The other 3 patients received Obi-bendamustine for FL. For the first patient, thrombocytopenia occurred on day 7 of first cycle (41 x 10 9/L) with a nadir of 14 x 10 9/L on day 11. She received intravenous immunoglobulin (IVIg) and oral corticosteroids due to associated bleeding. The second patient had thrombocytopenia on day 28 of the first cycle (71 x 10 9/L) which decreased to a nadir 13 x 10 9/L while receiving Obi-maintenance. There was no bleeding and Obi was ceased followed by a gradual improvement in thrombocytopenia. For the third patient, thrombocytopenia (41 x 10 9/L) occurred on day 18 of first cycle without bleeding. Obi was changed to rituximab.
Discussion
This is the first known study on the frequency of Obi-induced thrombocytopenia (2.7%). Obi-associated thromboctopenia is severe, sudden-onset, not exclusive to the first cycle of therapy, and the mechanism remains unknown.

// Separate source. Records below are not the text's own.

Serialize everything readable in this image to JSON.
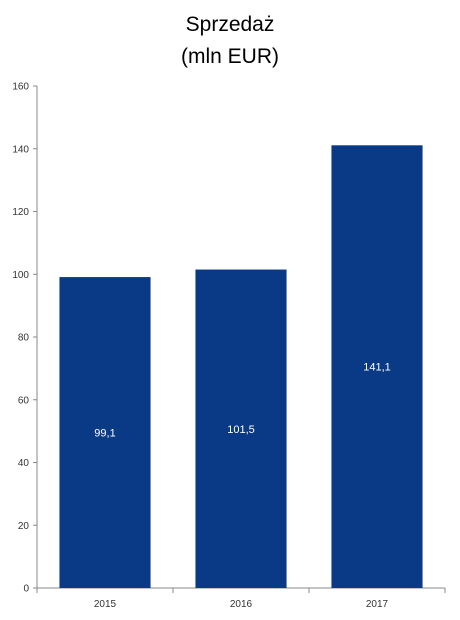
{
  "chart_data": {
    "type": "bar",
    "title": "Sprzedaż",
    "subtitle": "(mln EUR)",
    "categories": [
      "2015",
      "2016",
      "2017"
    ],
    "values": [
      99.1,
      101.5,
      141.1
    ],
    "value_labels": [
      "99,1",
      "101,5",
      "141,1"
    ],
    "ylim": [
      0,
      160
    ],
    "yticks": [
      0,
      20,
      40,
      60,
      80,
      100,
      120,
      140,
      160
    ],
    "grid": false,
    "legend": "none",
    "bar_color": "#0a3a86",
    "label_color": "#ffffff"
  }
}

The diagnosis may be challenging as patients are often receiving other myelosuppressive therapies. Various strategies may help to elucidate the cause, including correlation with timing of exposure and single agent elimination. Suspension of Obi on suspicion is both an important diagnostic and therapeutic strategy. Obi rechallenge can be considered however thorough patient discussion is required with close monitoring and strategies to manage thrombocytopenia.
In multi-agent chemotherapy studies containing Obi, severe thrombocytopenia of any cause occurred in up to 13% of cases including fatal hemorrhage. The optimal management is unclear. As our cases demonstrate, thrombocytopenia may resolve spontaneously after withdrawing Obi. Analogous to ITP, steroids, and intravenous immunoglobulin (IVIg) have been associated with response whereas platelet transfusions may be ineffective. Two recent cases with severe thrombocytopenia were treated with thrombopoietin receptor agonist (TPO-RA). Other important considerations are regular blood count monitoring and withholding medications which may increase bleeding risk (e.g., anticoagulants) especially during the first cycle.
Summary
Obi is prevalent in the treatment of B-LPD, being used in 6 different regimens in local guidelines. However, clinicians need to be aware of the risk of thrombocytopenia which may be severe. The frequency was 2.7% in this single-center retrospective audit. Correlation with timing of exposure is important. The optimal management is unclear. It may be self-limiting whereas some cases have been treated with steroids, IVIg, and TPO-RA. Further studies are required to delineate the incidence, pathophysiology, diagnosis, and management.
Disclosures
Choi:Janssen: Consultancy, Honoraria; Swedish Orphan Biovitrum: Consultancy; Novartis: Speakers Bureau; Amgen: Speakers Bureau.